As you said, I have tried to separate the extra message at the end of the RAW log. But tried scenarios gives lots of errors. So what is the best way to match, is it okey again apply grok pattern to separate ?.

I have add additional filter grok to separate message on end of the log.

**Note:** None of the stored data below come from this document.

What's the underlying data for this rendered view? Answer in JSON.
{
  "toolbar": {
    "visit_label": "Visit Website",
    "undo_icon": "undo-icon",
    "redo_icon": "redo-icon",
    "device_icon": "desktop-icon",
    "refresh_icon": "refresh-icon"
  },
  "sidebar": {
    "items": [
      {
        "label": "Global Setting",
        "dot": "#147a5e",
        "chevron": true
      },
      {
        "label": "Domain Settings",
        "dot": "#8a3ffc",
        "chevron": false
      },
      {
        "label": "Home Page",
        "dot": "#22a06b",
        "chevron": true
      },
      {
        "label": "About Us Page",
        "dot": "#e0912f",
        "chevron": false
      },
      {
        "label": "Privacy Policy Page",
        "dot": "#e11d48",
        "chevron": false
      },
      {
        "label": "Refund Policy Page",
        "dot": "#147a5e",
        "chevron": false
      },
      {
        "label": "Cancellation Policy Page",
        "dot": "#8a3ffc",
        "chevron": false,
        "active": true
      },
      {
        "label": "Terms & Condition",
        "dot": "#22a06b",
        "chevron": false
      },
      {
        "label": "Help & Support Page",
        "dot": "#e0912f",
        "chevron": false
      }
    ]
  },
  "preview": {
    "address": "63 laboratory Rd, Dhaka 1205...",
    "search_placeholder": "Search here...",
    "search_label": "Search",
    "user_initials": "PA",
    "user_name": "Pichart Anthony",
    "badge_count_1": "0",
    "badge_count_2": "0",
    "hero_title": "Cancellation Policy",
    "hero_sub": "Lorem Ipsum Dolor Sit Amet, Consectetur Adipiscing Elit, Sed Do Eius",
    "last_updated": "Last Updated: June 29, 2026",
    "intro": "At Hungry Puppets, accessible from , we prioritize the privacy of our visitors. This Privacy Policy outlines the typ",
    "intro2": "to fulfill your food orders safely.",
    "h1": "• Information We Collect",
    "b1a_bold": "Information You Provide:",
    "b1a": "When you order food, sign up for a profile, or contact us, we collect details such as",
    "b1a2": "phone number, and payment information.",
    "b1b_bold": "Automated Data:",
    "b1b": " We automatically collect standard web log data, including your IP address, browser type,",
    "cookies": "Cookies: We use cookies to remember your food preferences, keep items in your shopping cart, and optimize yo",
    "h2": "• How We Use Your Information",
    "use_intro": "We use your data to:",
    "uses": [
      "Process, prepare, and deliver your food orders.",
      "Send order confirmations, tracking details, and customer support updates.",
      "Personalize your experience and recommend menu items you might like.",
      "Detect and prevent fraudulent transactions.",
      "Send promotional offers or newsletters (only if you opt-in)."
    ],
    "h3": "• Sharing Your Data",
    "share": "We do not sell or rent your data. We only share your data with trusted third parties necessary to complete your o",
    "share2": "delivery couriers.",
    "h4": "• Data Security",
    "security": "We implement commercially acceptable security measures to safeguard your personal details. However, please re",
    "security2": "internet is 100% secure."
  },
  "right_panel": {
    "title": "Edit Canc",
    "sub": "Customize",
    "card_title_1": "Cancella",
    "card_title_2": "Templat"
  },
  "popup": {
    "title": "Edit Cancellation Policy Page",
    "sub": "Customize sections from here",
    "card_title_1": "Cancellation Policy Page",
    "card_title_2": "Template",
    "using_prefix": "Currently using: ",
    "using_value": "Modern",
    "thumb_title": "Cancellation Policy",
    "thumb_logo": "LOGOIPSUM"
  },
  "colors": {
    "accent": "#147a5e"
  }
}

But conf file gives errors and failed to execute.

I can't help without knowing what your configuration looked like.

Here is the sample log

<11>Sep 18 12:16:42 db[19023]:  category=\"Event\" subcategory=\"System\" typeid=30909 level=\"error\" user=\"admin\" nas=\"\" action=\"\" status=\"\" FTM license activation error: unable to resolve server domain  name: directregistration.abc.com:443\u0000

here is the configuration file

input {
    udp {
	  port => 30001 
      type => "raw_log"
    }
}

filter {
   if [type] == "raw_log" 
   { 
    mutate {
	     gsub => [ 
		         "message", "db\[.*\]: ", "",  // => remove db[xxxxx]:
		         "message", "<.*>", ""   // => remove <xx>
		 ]
	 }

	grok {
		match => [ "message", "%{SYSLOGTIMESTAMP:timestamp} %{GREEDYDATA:kvpairs}"]
	}

	kv { 
		source => "kvpairs"
	}

	mutate {
		rename => [ "oid", "type_id" ]z
		rename => [ "logid", "log_id" ]
	    rename => [ "level", "log_level" ]
		rename => [ "cat", "category" ]
		rename => [ "subcategorty", "sub_categorty" ]
		rename => [ "nas", "nas_name" ]
		rename => [ "host", "source" ]
		remove_field => [ "@timestamp", kvpairs ]
         }
   }
}


output {
     stdout { codec => rubydebug }
}

Could you help me to sort out this !

  rename => [ "oid", "type_id" ]z

Do you really have a "z" there?

No, it is mistake while I put it here. there is no z

 rename => [ "oid", "type_id" ]

I have resolved it using grok with help of your hint

I need to resolve one thing again

I need to convert

SYSLOGTIMESTAMP into TIMESTAMP_ISO8601

For an example

Sep 19 16:41:43 in to 2017-09-19 16:41:43

I tried below coding

   date {
		match => ["timestamp", " yyyy-MM-dd HH:mm:ss.SSS"]
	}

it doesn't convert ti required format

The pattern should be the format you have, not the format you want. See https://www.elastic.co/guide/en/logstash/current/config-examples.html#_processing_syslog_messages for an example.

Yes, that's why I need a method to convert into the format which I need

The date filter doesn't let you configure the output format. You'll have to write some Ruby code in a ruby filter.

This topic was automatically closed 28 days after the last reply. New replies are no longer allowed.